On Saturday, December 28, the Boston Globe ran an editorial comment about the British Government’s pardoning Alan Turing. The comment is entitled Britain: Reclaiming the Hero it Maligned. I wrote about Alan Turing here. In that blog post, I said, “This posting isn’t about quantum computing, and it isn’t about Alan Turing and his contribution to the effort to win World War II, but it is about gay people and our tendency to forget the past. Alan Turing was a homosexual.”
Well, this posting isn’t about any of those things, but it is about the things that a pardon does. Once Alan Turing was dead, there was nothing that any of the survivors around him could do to change the fact that the man had killed himself as the result of appalling treatment by the British government. And the Globe this morning is wrong when it says, “Alan Turing deserves an untainted place in the history books, and now he has one.” Actually, because of government action, Alan Turing was dragged out of the closet into the harsh light of day, then charged with crimes which were not crimes and sentenced to chemical castration. He then committed suicide by eating a poisoned apple, and all of this is permanently hung on the name and reputation of a brilliant man who helped the Brits win the war and helped create computers for the rest of us. None of that is going to be removed by this pardon. The British Government caused Turing untold suffering and changed the things that are said and will be said about him, and none of that will ever be changed. Turing does not need a pardon. He did nothing wrong. I assume the British Government has issued this pardon to put the focus on Turing’s life instead of the government’s own appalling crimes.

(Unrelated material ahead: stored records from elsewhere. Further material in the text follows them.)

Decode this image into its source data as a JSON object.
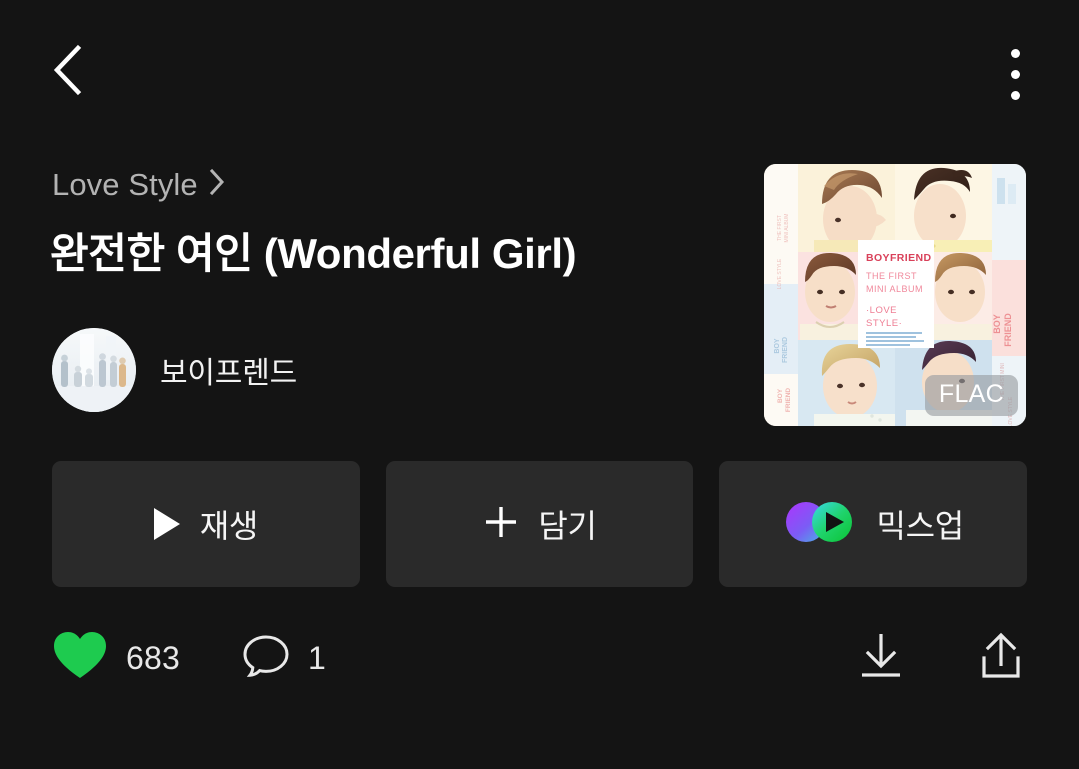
{
  "theme": {
    "background": "#141414",
    "button_bg": "#2a2a2a",
    "text_primary": "#ffffff",
    "text_secondary": "#b3b3b3",
    "accent_like": "#1ecb4f",
    "mix_purple": "#9b4dff",
    "mix_blue": "#4f8fff",
    "mix_cyan": "#2ed3c6",
    "mix_green": "#18d24a"
  },
  "topbar": {
    "back_icon": "chevron-left-icon",
    "menu_icon": "kebab-menu-icon"
  },
  "breadcrumb": {
    "label": "Love Style",
    "chevron_icon": "chevron-right-icon"
  },
  "track": {
    "title": "완전한 여인 (Wonderful Girl)"
  },
  "artist": {
    "name": "보이프렌드",
    "avatar_icon": "artist-avatar"
  },
  "album_art": {
    "quality_badge": "FLAC",
    "cover_text": {
      "brand": "BOYFRIEND",
      "line1": "THE FIRST",
      "line2": "MINI ALBUM",
      "line3": "·LOVE",
      "line4": "STYLE·",
      "side_vertical": "BOYFRIEND"
    }
  },
  "actions": [
    {
      "label": "재생",
      "icon": "play-icon",
      "name": "play-button"
    },
    {
      "label": "담기",
      "icon": "plus-icon",
      "name": "add-to-playlist-button"
    },
    {
      "label": "믹스업",
      "icon": "mixup-icon",
      "name": "mixup-button"
    }
  ],
  "stats": {
    "like": {
      "icon": "heart-icon",
      "value": "683"
    },
    "comment": {
      "icon": "comment-bubble-icon",
      "value": "1"
    },
    "download_icon": "download-icon",
    "share_icon": "share-icon"
  }
}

What to do? Leave poor Alan Turing alone. He has suffered enough. What the British Government should do is to get down on its knees and cry, mea culpa, mea culpa, mea maxima culpa and do this continually until every one knows exactly how much suffering the government has caused in the name of morality. The Globe is correct in raising the question of the 50,000 other men who were convicted under the same law that persecuted Turing. Those that are still alive should be asked, person to person, how they would like the government to respond to its own culpability. I expect a goodly percentage of those who have suffered under this law will say, Go fuck yourself. The point is to remove the government from the ranks of those who may assume virtue.